The format of that previous interview is admittedly a little dry, but Fellini feels a bit loose and the introduction of his former colleague helps, but I still preferred the other feature on this disc, the 101-minute documentary Fellini: I’m a Born Liar, directed by Damian Pettigrew in 2002. The format of this documentary can be a bit stale at times as well, admittedly, as its comprised primarily of interviews conducted with the director over the years, talking about his craft, his thought process and so much more, including his thoughts on how “total creative freedom” is actually crippling and why he needs some sort of opposition to motivate him. What makes this documentary more engaging is that it has plenty of behind-the-scenes footage mixed in, taken from a lot of his films—including from Amarcord, Casanova, 8 ½, And the Ship Sails On, and more—as well as interviews with plenty of those that have worked with him. Some of the more fascinating interviews come from actors who worked with him, all with differing thoughts on the man, with Roberto Benigni loving how Fellini actually treated him like an actor, Terence Stamp more amused by his personality and way of directing (his impersonation of Fellini can be priceless as well), and Donald Sutherland sounding to have been beyond frustrated with him, which probably came down to Fellini being more interested in the look of things (including his actors) rather than their performances.

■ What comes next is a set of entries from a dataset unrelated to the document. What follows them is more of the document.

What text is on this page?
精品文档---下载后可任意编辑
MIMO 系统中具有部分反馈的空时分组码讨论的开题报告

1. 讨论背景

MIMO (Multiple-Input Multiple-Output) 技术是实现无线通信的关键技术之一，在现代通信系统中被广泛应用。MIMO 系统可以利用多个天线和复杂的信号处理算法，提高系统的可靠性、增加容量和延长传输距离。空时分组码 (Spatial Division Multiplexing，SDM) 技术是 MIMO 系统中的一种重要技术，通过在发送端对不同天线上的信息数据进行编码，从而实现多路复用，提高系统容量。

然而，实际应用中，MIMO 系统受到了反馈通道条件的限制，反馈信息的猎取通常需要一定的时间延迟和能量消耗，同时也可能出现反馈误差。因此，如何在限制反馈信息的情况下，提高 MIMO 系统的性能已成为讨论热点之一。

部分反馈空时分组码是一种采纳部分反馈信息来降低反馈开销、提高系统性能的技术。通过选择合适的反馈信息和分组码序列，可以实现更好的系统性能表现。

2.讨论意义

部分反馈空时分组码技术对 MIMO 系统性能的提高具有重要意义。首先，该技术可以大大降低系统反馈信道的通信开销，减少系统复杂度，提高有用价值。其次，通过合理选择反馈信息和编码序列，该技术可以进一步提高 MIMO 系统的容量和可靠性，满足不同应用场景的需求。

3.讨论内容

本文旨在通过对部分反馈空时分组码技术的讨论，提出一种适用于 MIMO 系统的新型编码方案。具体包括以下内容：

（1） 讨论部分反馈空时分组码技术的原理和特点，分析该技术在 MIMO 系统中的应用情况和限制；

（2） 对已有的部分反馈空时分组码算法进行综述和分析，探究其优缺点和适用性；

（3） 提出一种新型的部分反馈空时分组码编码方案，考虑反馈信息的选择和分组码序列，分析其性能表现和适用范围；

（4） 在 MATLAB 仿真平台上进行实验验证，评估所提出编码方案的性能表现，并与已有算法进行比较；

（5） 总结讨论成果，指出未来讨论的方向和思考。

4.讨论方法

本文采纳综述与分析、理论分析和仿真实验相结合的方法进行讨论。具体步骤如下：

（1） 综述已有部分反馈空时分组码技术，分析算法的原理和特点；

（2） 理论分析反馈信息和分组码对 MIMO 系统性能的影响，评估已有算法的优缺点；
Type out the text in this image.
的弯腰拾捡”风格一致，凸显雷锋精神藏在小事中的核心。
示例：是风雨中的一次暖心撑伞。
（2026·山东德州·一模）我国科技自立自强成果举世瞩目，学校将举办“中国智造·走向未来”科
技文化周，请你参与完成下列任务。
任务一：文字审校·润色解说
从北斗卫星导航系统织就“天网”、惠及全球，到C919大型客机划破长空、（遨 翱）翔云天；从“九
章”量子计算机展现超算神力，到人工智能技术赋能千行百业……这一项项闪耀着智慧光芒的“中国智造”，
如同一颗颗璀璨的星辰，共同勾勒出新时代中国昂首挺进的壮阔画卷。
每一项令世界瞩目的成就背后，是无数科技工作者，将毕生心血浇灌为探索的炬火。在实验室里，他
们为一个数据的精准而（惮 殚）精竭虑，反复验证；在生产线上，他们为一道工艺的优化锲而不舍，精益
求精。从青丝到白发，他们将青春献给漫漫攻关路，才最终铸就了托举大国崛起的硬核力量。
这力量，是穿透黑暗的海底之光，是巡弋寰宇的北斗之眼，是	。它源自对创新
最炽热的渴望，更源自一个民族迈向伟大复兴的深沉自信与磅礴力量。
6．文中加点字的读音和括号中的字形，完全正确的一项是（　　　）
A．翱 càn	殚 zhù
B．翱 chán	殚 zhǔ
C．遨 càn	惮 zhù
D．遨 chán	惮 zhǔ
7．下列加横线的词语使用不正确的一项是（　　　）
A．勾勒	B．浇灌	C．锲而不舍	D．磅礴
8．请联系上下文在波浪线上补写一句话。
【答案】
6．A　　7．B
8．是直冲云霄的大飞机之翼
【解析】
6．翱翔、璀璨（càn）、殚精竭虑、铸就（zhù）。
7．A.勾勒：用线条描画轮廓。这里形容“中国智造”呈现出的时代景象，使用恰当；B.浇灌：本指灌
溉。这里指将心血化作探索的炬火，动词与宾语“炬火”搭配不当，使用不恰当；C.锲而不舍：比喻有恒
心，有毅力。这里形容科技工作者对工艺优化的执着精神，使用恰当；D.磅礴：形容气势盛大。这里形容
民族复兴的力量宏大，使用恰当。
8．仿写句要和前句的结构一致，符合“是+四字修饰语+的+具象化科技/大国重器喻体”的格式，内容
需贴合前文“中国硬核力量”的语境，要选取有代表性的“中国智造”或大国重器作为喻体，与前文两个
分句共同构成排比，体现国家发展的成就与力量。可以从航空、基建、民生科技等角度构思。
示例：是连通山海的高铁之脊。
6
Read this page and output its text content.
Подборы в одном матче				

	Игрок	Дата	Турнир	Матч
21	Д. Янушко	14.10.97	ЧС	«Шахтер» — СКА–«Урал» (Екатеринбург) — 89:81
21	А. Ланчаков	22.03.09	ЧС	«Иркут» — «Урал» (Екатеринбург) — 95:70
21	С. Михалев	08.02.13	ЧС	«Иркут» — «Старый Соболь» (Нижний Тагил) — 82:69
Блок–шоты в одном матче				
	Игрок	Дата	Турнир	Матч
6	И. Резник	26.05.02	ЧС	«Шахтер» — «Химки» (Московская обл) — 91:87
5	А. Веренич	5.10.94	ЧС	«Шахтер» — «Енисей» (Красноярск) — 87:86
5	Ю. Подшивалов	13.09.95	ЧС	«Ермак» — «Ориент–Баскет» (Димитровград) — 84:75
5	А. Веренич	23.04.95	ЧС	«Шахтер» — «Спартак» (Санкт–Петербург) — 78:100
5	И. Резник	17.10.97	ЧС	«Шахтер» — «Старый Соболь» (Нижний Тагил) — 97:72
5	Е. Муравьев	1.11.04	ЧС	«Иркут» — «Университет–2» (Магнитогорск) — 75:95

Sometimes intense, it's an incredibly engaging documentary on the man.
Unfortunately there isn’t anything around Variety Lights itself, which would have been nice, with it unfortunately seeming, upon a cursory initial examination of the set, that Criterion didn’t want to produce much in the way of new material for it, just digging up pre-existing things instead. At the very least the two features they did include here are substantial and entertaining.
A great way to open the set, getting a wonderful new presentation for a film that looked awful in Criterion’s previous release, accompanied by a couple of solid supplements featuring interviews with the director and those that worked with him and knew him.